The Border Patrol happened upon her body that evening, and made arrangements to have the Tohono O'odham police pick her up the next morning. Just one day after death, her body was in bad shape, bloated and partially decomposed; her face was unrecognizable.

Once her body was at the morgue, though, identification went swiftly. The husband was able to give Rodriguez details of what his wife was wearing: blue shirt and jeans, a yellow hairclip, a blue hair tie. A dentist e-mailed info on her teeth. And the body in the morgue conformed to Irene's tiny size: she was just 5 feet tall and 105 pounds.

Her body was quickly returned to her old parents in Oaxaca, in the village of San Cristobal Lachirioag. They would bury the daughter who had so lately cared for them.

By contrast, Manuel Vargas Zaldivar lay unidentified in the morgue for weeks while his family frantically searched for him.
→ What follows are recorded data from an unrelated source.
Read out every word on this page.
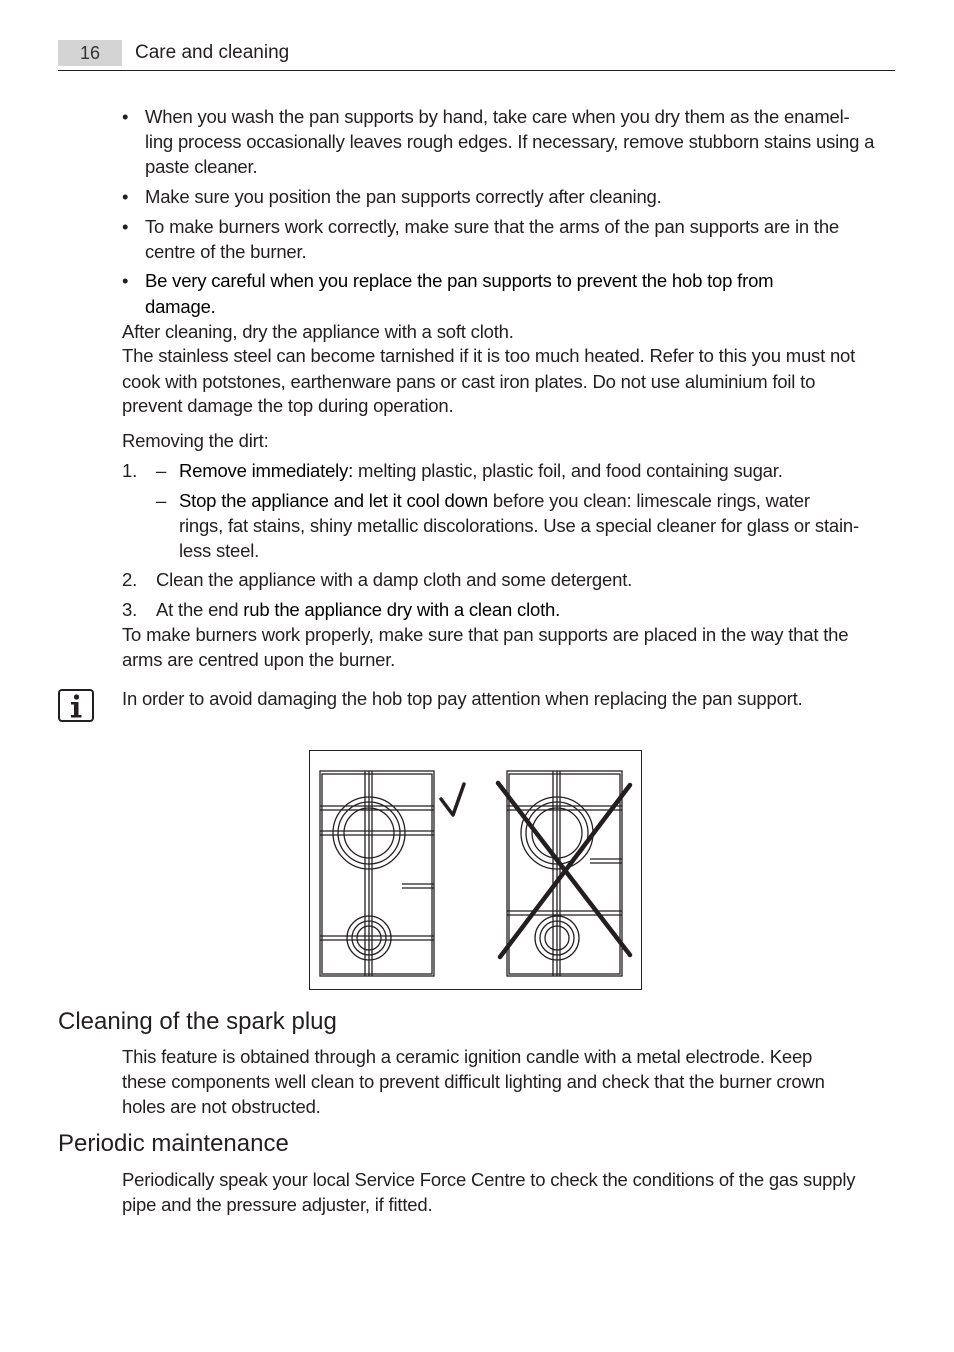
16	Care and cleaning
• When you wash the pan supports by hand, take care when you dry them as the enamel-
ling process occasionally leaves rough edges. If necessary, remove stubborn stains using a
paste cleaner.
• Make sure you position the pan supports correctly after cleaning.
• To make burners work correctly, make sure that the arms of the pan supports are in the
centre of the burner.
• Be very careful when you replace the pan supports to prevent the hob top from
damage.
After cleaning, dry the appliance with a soft cloth.
The stainless steel can become tarnished if it is too much heated. Refer to this you must not
cook with potstones, earthenware pans or cast iron plates. Do not use aluminium foil to
prevent damage the top during operation.
Removing the dirt:
1. – Remove immediately: melting plastic, plastic foil, and food containing sugar.
– Stop the appliance and let it cool down before you clean: limescale rings, water
rings, fat stains, shiny metallic discolorations. Use a special cleaner for glass or stain-
less steel.
2. Clean the appliance with a damp cloth and some detergent.
3. At the end rub the appliance dry with a clean cloth.
To make burners work properly, make sure that pan supports are placed in the way that the
arms are centred upon the burner.
In order to avoid damaging the hob top pay attention when replacing the pan support.
Cleaning of the spark plug
This feature is obtained through a ceramic ignition candle with a metal electrode. Keep
these components well clean to prevent difficult lighting and check that the burner crown
holes are not obstructed.
Periodic maintenance
Periodically speak your local Service Force Centre to check the conditions of the gas supply
pipe and the pressure adjuster, if fitted.
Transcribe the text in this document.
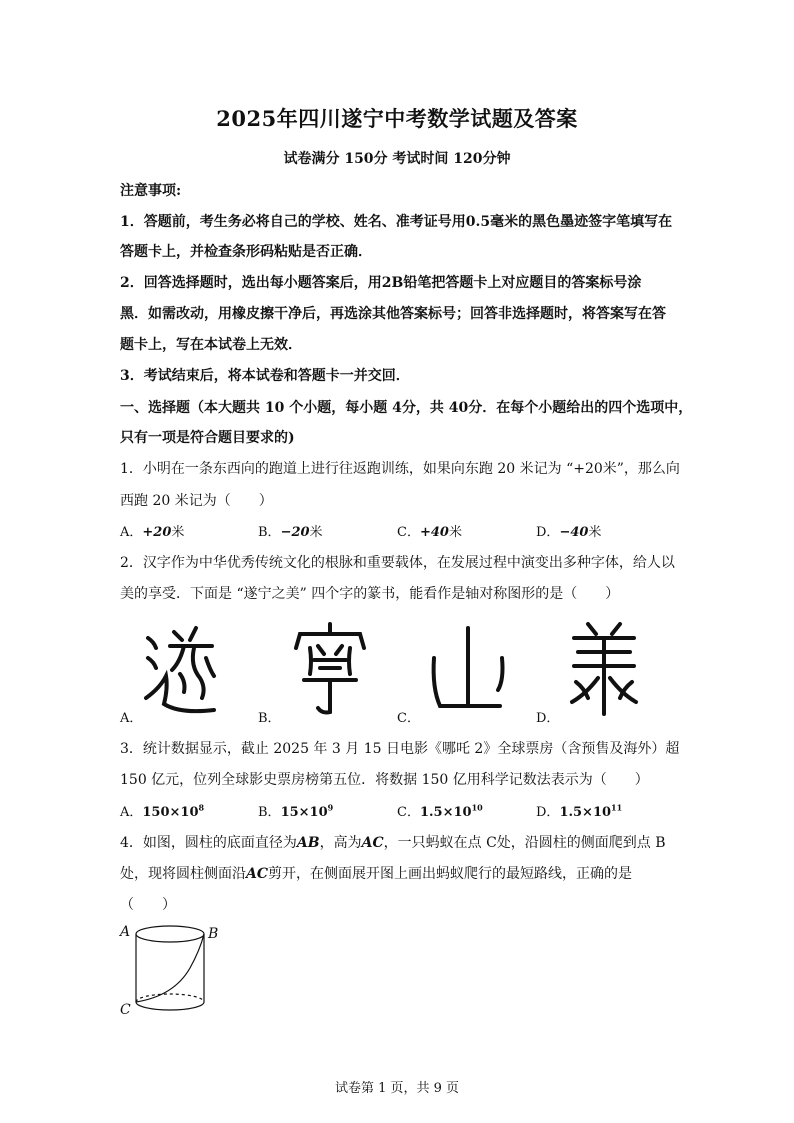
2025年四川遂宁中考数学试题及答案
试卷满分 150分 考试时间 120分钟
注意事项:
1．答题前，考生务必将自己的学校、姓名、准考证号用0.5毫米的黑色墨迹签字笔填写在
答题卡上，并检查条形码粘贴是否正确．
2．回答选择题时，选出每小题答案后，用2B铅笔把答题卡上对应题目的答案标号涂
黑．如需改动，用橡皮擦干净后，再选涂其他答案标号；回答非选择题时，将答案写在答
题卡上，写在本试卷上无效．
3．考试结束后，将本试卷和答题卡一并交回．
一、选择题（本大题共 10 个小题，每小题 4分，共 40分．在每个小题给出的四个选项中，
只有一项是符合题目要求的)
1．小明在一条东西向的跑道上进行往返跑训练，如果向东跑 20 米记为 “+20米”，那么向
西跑 20 米记为（　　）
A．+20米	B．−20米	C．+40米	D．−40米
2．汉字作为中华优秀传统文化的根脉和重要载体，在发展过程中演变出多种字体，给人以
美的享受．下面是 “遂宁之美” 四个字的篆书，能看作是轴对称图形的是（　　）
A．	B．	C．	D．
3．统计数据显示，截止 2025 年 3 月 15 日电影《哪吒 2》全球票房（含预售及海外）超
150 亿元，位列全球影史票房榜第五位．将数据 150 亿用科学记数法表示为（　　）
A．$150\times 10^8$	B．$15\times 10^9$	C．$1.5\times 10^{10}$	D．$1.5\times 10^{11}$
4．如图，圆柱的底面直径为AB，高为AC，一只蚂蚁在点 C处，沿圆柱的侧面爬到点 B
处，现将圆柱侧面沿AC剪开，在侧面展开图上画出蚂蚁爬行的最短路线，正确的是
（　　）
A	B
C
试卷第 1 页，共 9 页
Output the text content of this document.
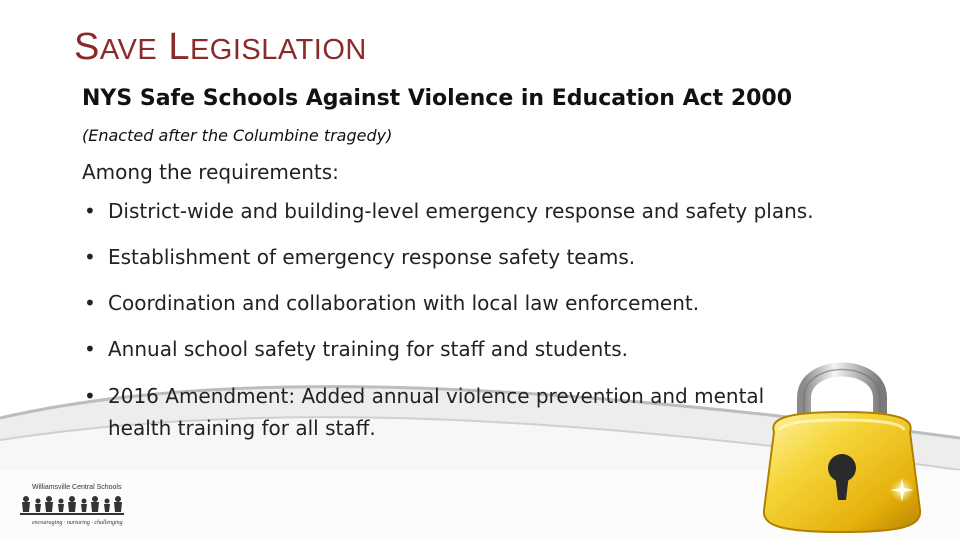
SAVE LEGISLATION
NYS Safe Schools Against Violence in Education Act 2000
(Enacted after the Columbine tragedy)
Among the requirements:
• District-wide and building-level emergency response and safety plans.
• Establishment of emergency response safety teams.
• Coordination and collaboration with local law enforcement.
• Annual school safety training for staff and students.
• 2016 Amendment: Added annual violence prevention and mental health training for all staff.
Williamsville Central Schools
encouraging · nurturing · challenging
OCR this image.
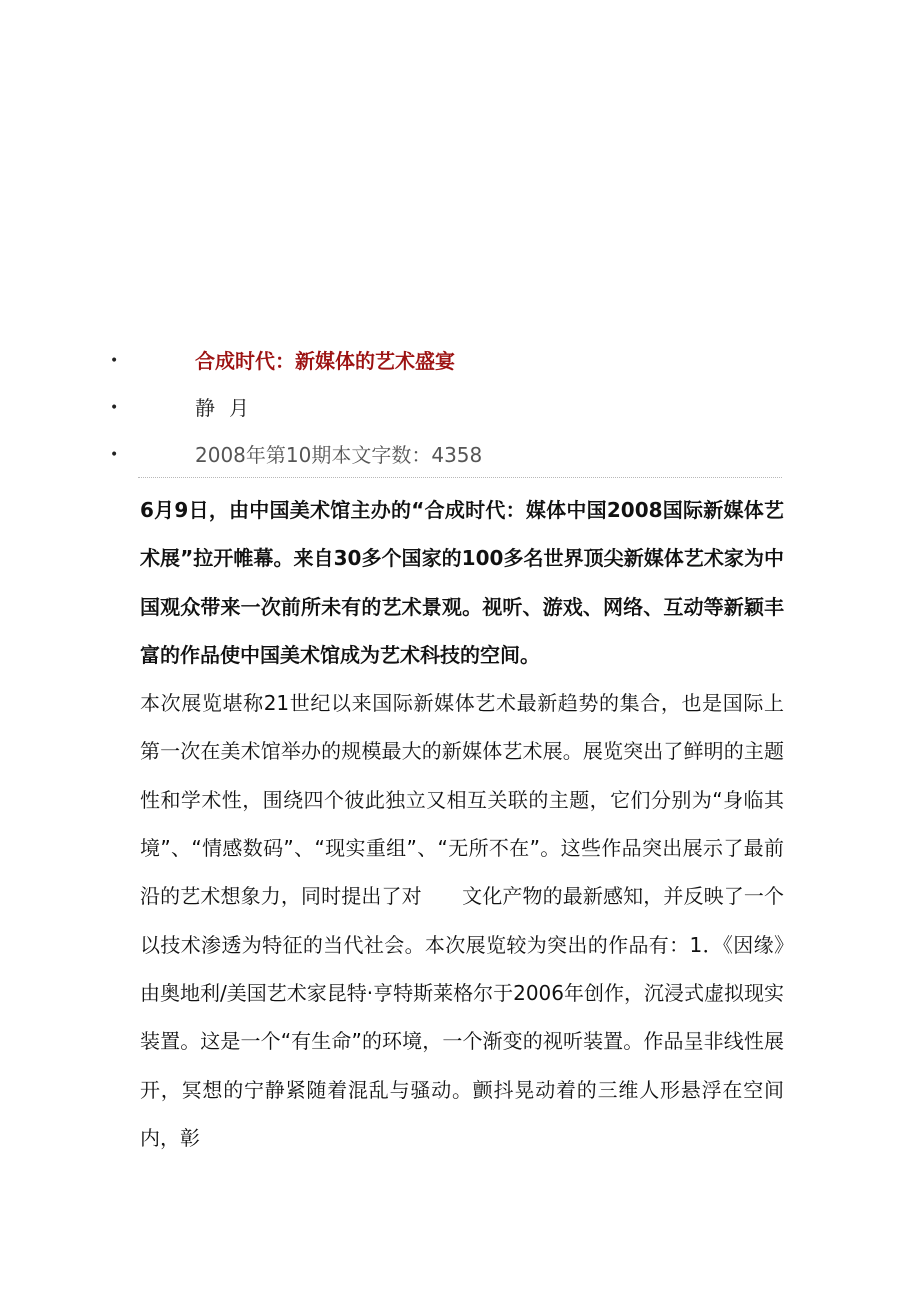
•	合成时代：新媒体的艺术盛宴
•	静月
•	2008年第10期本文字数：4358

6月9日，由中国美术馆主办的“合成时代：媒体中国2008国际新媒体艺术展”拉开帷幕。来自30多个国家的100多名世界顶尖新媒体艺术家为中国观众带来一次前所未有的艺术景观。视听、游戏、网络、互动等新颖丰富的作品使中国美术馆成为艺术科技的空间。

本次展览堪称21世纪以来国际新媒体艺术最新趋势的集合，也是国际上第一次在美术馆举办的规模最大的新媒体艺术展。展览突出了鲜明的主题性和学术性，围绕四个彼此独立又相互关联的主题，它们分别为“身临其境”、“情感数码”、“现实重组”、“无所不在”。这些作品突出展示了最前沿的艺术想象力，同时提出了对　　文化产物的最新感知，并反映了一个以技术渗透为特征的当代社会。本次展览较为突出的作品有：1．《因缘》　　由奥地利/美国艺术家昆特·亨特斯莱格尔于2006年创作，沉浸式虚拟现实装置。这是一个“有生命”的环境，一个渐变的视听装置。作品呈非线性展开，冥想的宁静紧随着混乱与骚动。颤抖晃动着的三维人形悬浮在空间内，彰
A coyote was calling them regularly, threatening to kill Manuel if the family didn't come up with $1,000. But his wife and sisters were suspicious—the coyote didn't seem to know his name, and they never allowed Manuel to get on the phone.

His sister Maria Alicia called every agency in Sonora and in Phoenix that she could think of, but it never occurred to her to call Tucson. Then the story of the bodies overflowing at the Pima County morgue made national and international news. Catania happened to catch the story on Spanish-language Univision.

She rang up the morgue immediately and got Robin Reineke on the line.

"As soon as she said his name, I recognized it," says Reineke, a UA grad student in anthro who works part-time at the morgue. "I remembered seeing his name on an ID. I called her back in an hour and a half. I described the things he was carrying, the scar on his index finger.

"She started weeping, got very emotional," Reineke says. "I hate to call people to tell them, but it's better to know than not know."

After more tests were done—an infrared camera detected a tattoo on Manuel's arm that was already invisible to the naked eye—the body was released for burial. On Aug. 18, it was flown to California, where Manuel was to be buried out of the Salvation Army chapel where he once served the homeless. The already grieving family was stricken even more when they made the mistake of looking at his remains. Skeletized and decayed, the body bore the marks of all Manuel had suffered in the desert.

The angry rhetoric raging in the nation against immigrants is a "disheartening thing," Kat Rodriguez says. "We have gotten to such an ugly place."

People forget, she adds, that "these are mothers and children, fathers and brothers and sons who are dying in horrible ways."